Décadas después, cuando comenzaron a popularizarse los reportes sobre el famoso Bigfoot o Pie Grande en Norteamérica, algunas personas unieron ambas historias y concluyeron que se trataba del mismo ser.
Sin embargo, la Iglesia nunca ha enseñado oficialmente que Bigfoot sea Caín, y no existe una declaración doctrinal que respalde esa idea.
Más bien, este caso muestra cómo una tradición popular puede transformarse con el paso del tiempo.
2. Los Tres Nefitas

Muchos miembros han escuchado relatos sobre personas que aparecen para ayudar a alguien en una emergencia y luego desaparecen sin dejar rastro.
Generalmente, estas historias terminan con una frase conocida:
«Seguramente eran los Tres Nefitas».
Las Escrituras sí enseñan que tres discípulos nefitas recibieron la bendición de permanecer en la tierra para continuar ministrando (3 Nefi 28).
Sin embargo, la mayoría de las historias modernas sobre sus apariciones no pueden verificarse históricamente.
Eso no disminuye el mensaje espiritual que transmiten. Al contrario, recuerdan una verdad importante: el Señor puede enviar ayuda de muchas maneras, aunque no siempre sepamos cómo ocurrió.
3. La profecía del Caballo Blanco

Otra historia ampliamente difundida es la llamada «Profecía del Caballo Blanco», atribuida al profeta José Smith.
Según esta tradición, la Constitución de los Estados Unidos llegaría a estar «pendiendo de un hilo» y los Santos de los Últimos Días la salvarían.
El problema es que el documento apareció muchos años después del martirio del Profeta y fue elaborado a partir de recuerdos y anotaciones de terceros.
Con el paso del tiempo, varios líderes de la Iglesia aclararon que esa supuesta revelación no debía considerarse auténtica. Incluso el presidente Joseph F. Smith llegó a describirla como falsa.
Aun así, existen registros independientes donde José Smith expresó respeto por los principios constitucionales.

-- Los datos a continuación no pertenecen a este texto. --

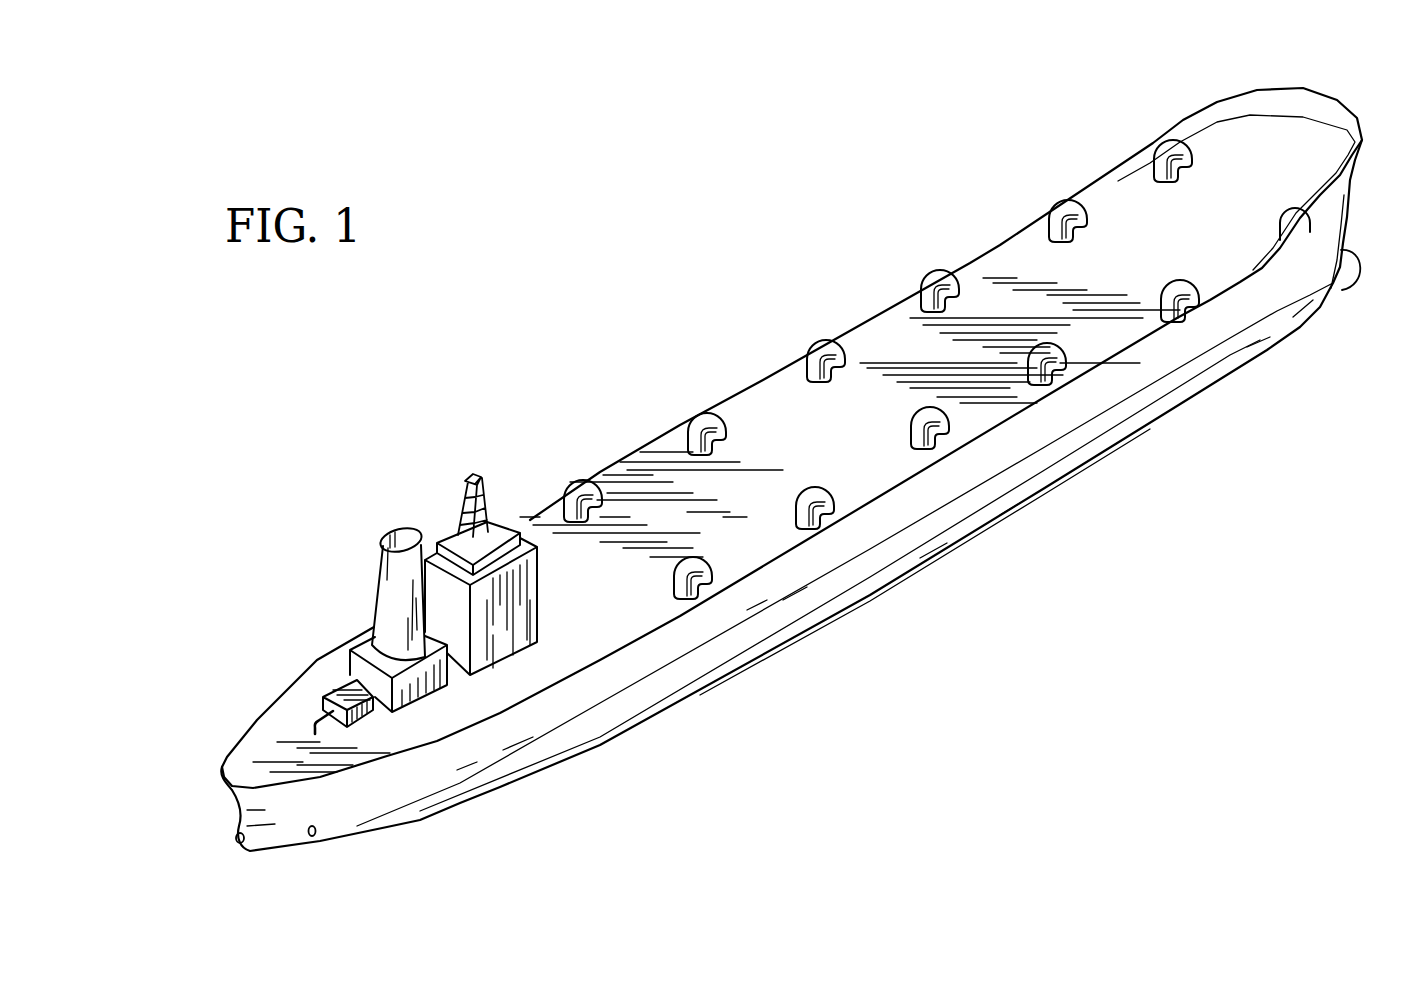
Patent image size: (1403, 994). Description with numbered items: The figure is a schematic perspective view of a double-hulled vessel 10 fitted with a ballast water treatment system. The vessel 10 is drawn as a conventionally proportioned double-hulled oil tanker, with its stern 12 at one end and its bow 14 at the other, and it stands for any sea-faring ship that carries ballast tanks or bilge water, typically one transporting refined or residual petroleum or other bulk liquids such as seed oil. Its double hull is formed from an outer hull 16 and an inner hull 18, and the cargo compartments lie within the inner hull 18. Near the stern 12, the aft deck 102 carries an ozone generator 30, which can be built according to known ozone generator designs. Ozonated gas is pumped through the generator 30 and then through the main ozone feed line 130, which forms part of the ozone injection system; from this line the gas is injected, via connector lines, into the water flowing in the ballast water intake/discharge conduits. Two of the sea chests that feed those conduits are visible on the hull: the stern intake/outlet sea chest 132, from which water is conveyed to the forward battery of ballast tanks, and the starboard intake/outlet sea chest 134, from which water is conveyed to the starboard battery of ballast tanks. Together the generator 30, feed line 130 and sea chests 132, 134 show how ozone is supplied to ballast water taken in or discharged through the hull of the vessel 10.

The vessel 10 is at (670, 342).
The stern 12 is at (228, 732).
The bow 14 is at (1337, 98).
The outer hull 16 is at (874, 574).
The inner hull 18 is at (577, 725).
The ozone generator 30 is at (334, 684).
The aft deck 102 is at (239, 753).
The main ozone feed line 130 is at (318, 718).
The stern intake/outlet sea chest 132 is at (236, 841).
The starboard intake/outlet sea chest 134 is at (316, 836).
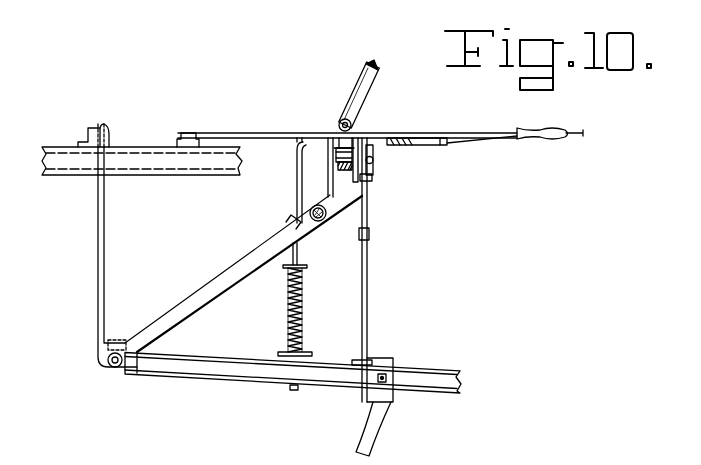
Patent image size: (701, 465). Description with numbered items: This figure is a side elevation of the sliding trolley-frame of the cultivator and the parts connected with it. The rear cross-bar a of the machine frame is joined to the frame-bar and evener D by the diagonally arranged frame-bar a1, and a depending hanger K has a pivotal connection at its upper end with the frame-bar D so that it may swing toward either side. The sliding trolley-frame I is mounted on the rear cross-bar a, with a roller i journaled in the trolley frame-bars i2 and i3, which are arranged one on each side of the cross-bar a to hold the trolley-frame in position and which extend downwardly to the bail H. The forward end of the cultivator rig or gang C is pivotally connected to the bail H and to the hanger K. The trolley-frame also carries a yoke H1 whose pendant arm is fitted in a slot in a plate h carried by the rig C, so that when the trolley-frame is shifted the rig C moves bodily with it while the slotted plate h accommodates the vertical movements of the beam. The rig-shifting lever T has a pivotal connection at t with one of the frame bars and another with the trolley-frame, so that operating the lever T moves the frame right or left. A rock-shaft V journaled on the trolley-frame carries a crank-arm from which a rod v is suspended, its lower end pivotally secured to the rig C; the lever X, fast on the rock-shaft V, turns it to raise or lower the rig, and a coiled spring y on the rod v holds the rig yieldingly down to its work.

The frame-bar a1 is at (130, 153).
The frame-bar D is at (98, 127).
The pivotal connection t is at (188, 133).
The rig-shifting lever T is at (428, 135).
The lever X is at (372, 80).
The rock-shaft V is at (342, 148).
The roller i is at (336, 150).
The trolley frame-bar i2 is at (328, 192).
The rod v is at (297, 200).
The yoke H1 is at (358, 150).
The sliding trolley-frame I is at (374, 161).
The rear cross-bar a is at (373, 177).
The trolley frame-bar i3 is at (359, 228).
The bail H is at (238, 264).
The coiled spring y is at (287, 304).
The hanger K is at (100, 255).
The rig C is at (293, 378).
The plate h is at (370, 362).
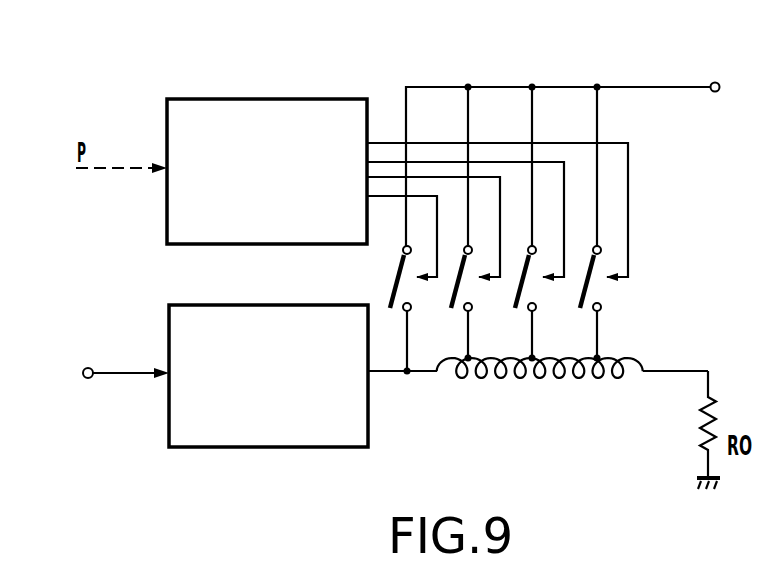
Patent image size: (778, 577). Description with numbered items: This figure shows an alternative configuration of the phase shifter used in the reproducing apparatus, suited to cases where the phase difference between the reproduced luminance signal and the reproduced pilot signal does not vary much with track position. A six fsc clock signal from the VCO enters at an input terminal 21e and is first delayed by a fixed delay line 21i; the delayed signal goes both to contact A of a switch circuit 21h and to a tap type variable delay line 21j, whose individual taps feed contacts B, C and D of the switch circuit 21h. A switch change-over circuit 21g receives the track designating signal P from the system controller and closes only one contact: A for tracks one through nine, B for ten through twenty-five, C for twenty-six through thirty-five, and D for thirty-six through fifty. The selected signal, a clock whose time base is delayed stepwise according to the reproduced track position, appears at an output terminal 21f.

The switch change-over circuit 21g is at (236, 98).
The output terminal 21f is at (714, 82).
The switch circuit 21h is at (636, 277).
The fixed delay line 21i is at (249, 437).
The input terminal 21e is at (87, 368).
The tap type variable delay line 21j is at (531, 378).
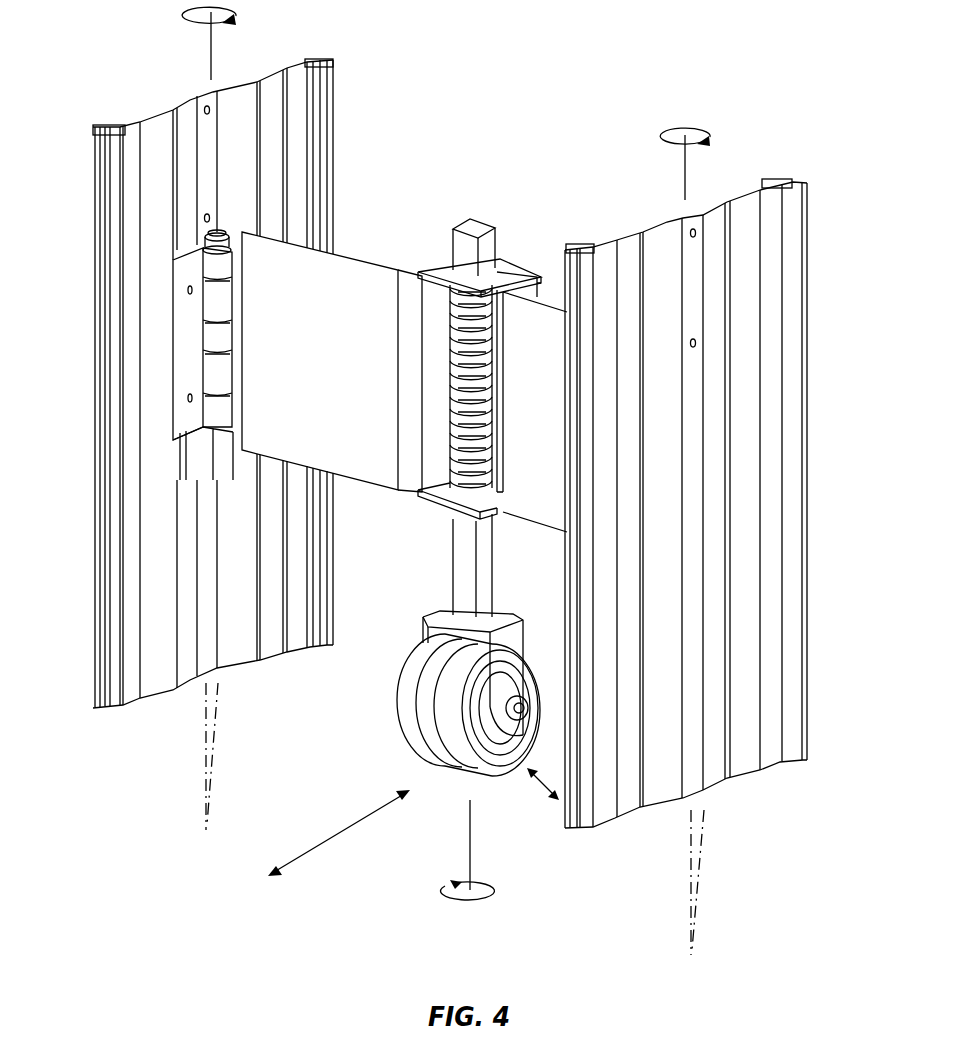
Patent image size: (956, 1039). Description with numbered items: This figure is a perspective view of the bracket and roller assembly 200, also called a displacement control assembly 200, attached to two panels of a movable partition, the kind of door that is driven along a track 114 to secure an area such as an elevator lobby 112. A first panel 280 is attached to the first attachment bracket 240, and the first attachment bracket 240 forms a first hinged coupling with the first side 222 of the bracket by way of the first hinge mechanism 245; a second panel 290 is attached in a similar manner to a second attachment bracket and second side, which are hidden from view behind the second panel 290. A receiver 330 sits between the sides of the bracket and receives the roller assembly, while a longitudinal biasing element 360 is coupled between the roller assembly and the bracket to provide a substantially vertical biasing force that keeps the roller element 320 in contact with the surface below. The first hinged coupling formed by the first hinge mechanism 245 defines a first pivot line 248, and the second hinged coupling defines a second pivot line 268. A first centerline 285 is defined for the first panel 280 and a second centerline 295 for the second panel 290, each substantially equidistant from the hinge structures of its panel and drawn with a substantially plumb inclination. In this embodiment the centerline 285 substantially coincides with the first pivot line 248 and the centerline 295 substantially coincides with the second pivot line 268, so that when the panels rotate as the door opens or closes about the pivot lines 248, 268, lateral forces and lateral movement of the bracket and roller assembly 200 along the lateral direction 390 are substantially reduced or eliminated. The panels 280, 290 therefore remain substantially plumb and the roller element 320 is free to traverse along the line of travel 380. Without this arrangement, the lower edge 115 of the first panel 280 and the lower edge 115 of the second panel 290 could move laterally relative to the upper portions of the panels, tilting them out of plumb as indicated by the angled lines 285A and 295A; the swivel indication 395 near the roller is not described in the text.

The elevator lobby 112 is at (248, 383).
The track 114 is at (661, 472).
The lower edge 115 is at (287, 652).
The bracket and roller assembly 200 is at (407, 532).
The first side 222 is at (347, 255).
The first attachment bracket 240 is at (280, 321).
The first hinge mechanism 245 is at (223, 233).
The first pivot line 248 is at (210, 62).
The second pivot line 268 is at (685, 182).
The first panel 280 is at (293, 575).
The first centerline 285 is at (207, 723).
The angled line 285A is at (217, 723).
The second panel 290 is at (602, 578).
The second centerline 295 is at (692, 852).
The angled line 295A is at (703, 852).
The roller element 320 is at (407, 732).
The receiver 330 is at (423, 503).
The longitudinal biasing element 360 is at (445, 455).
The line of travel 380 is at (337, 833).
The lateral direction 390 is at (532, 778).
The caster swivel axis 395 is at (472, 863).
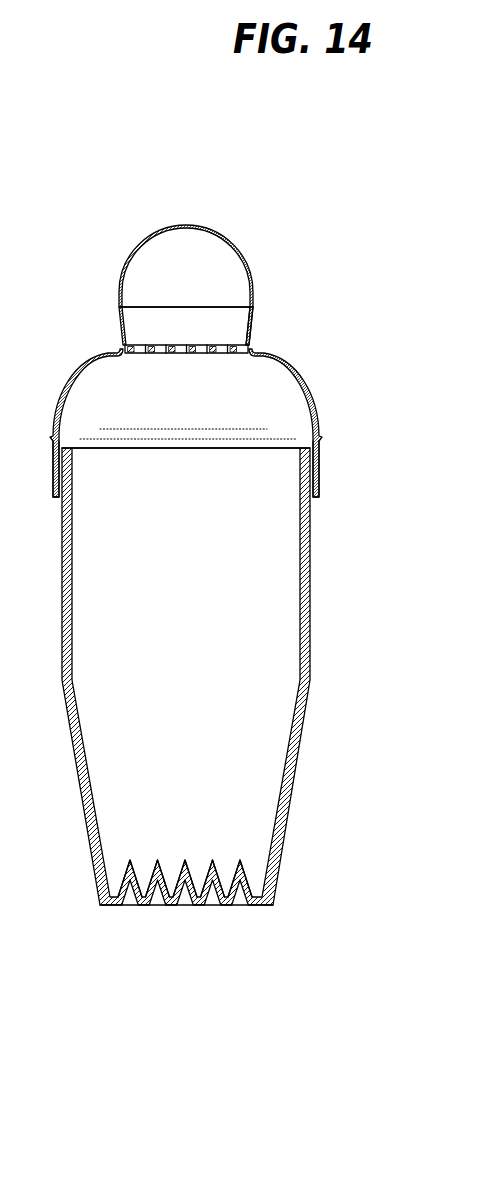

Una cosa es valorar la libertad religiosa y otra muy distinta es aceptar una profecía cuya autenticidad nunca fue confirmada.
4. Los jóvenes generales

Durante años circuló una frase muy conocida que aseguraba que los jóvenes actuales habían sido «generales en la Guerra en los Cielos» y que los habitantes del mundo de los espíritus los admirarían por haber vivido en esta dispensación.
La cita fue atribuida a varios profetas y apóstoles.
Sin embargo, el presidente Boyd K. Packer aclaró públicamente que él nunca dijo esas palabras y señaló que ningún miembro de la Primera Presidencia o del Cuórum de los Doce Apóstoles había hecho esa declaración.
Eso no significa que nuestra vida premortal no sea importante. Las Escrituras enseñan que existíamos antes de venir a la tierra. Lo que no sabemos son los detalles individuales de esa etapa.
El Señor ha revelado lo necesario para nuestra salvación, y no todo aquello que despierta nuestra curiosidad.
La fe necesita verdad

Las leyendas forman parte de la cultura de muchos pueblos y también de la historia de la Iglesia. Algunas pueden ser entretenidas y otras incluso transmitir buenas enseñanzas.
Pero el presidente Russell M. Nelson ha recordado la importancia de buscar fuentes confiables y aprender a discernir la verdad.
«Y por el poder del Espíritu Santo podréis conocer la verdad de todas las cosas» – Moroni 10:5.
El Evangelio restaurado no necesita historias exageradas para fortalecer un testimonio. La Primera Visión, el Libro de Mormón, la Restauración del sacerdocio y el ministerio continuo de profetas vivientes ya constituyen milagros suficientes.
Quizá por eso estas antiguas leyendas siguen siendo interesantes, pero también nos recuerdan que nuestra fe se construye sobre Jesucristo y la revelación, no sobre rumores que se transmiten con el tiempo.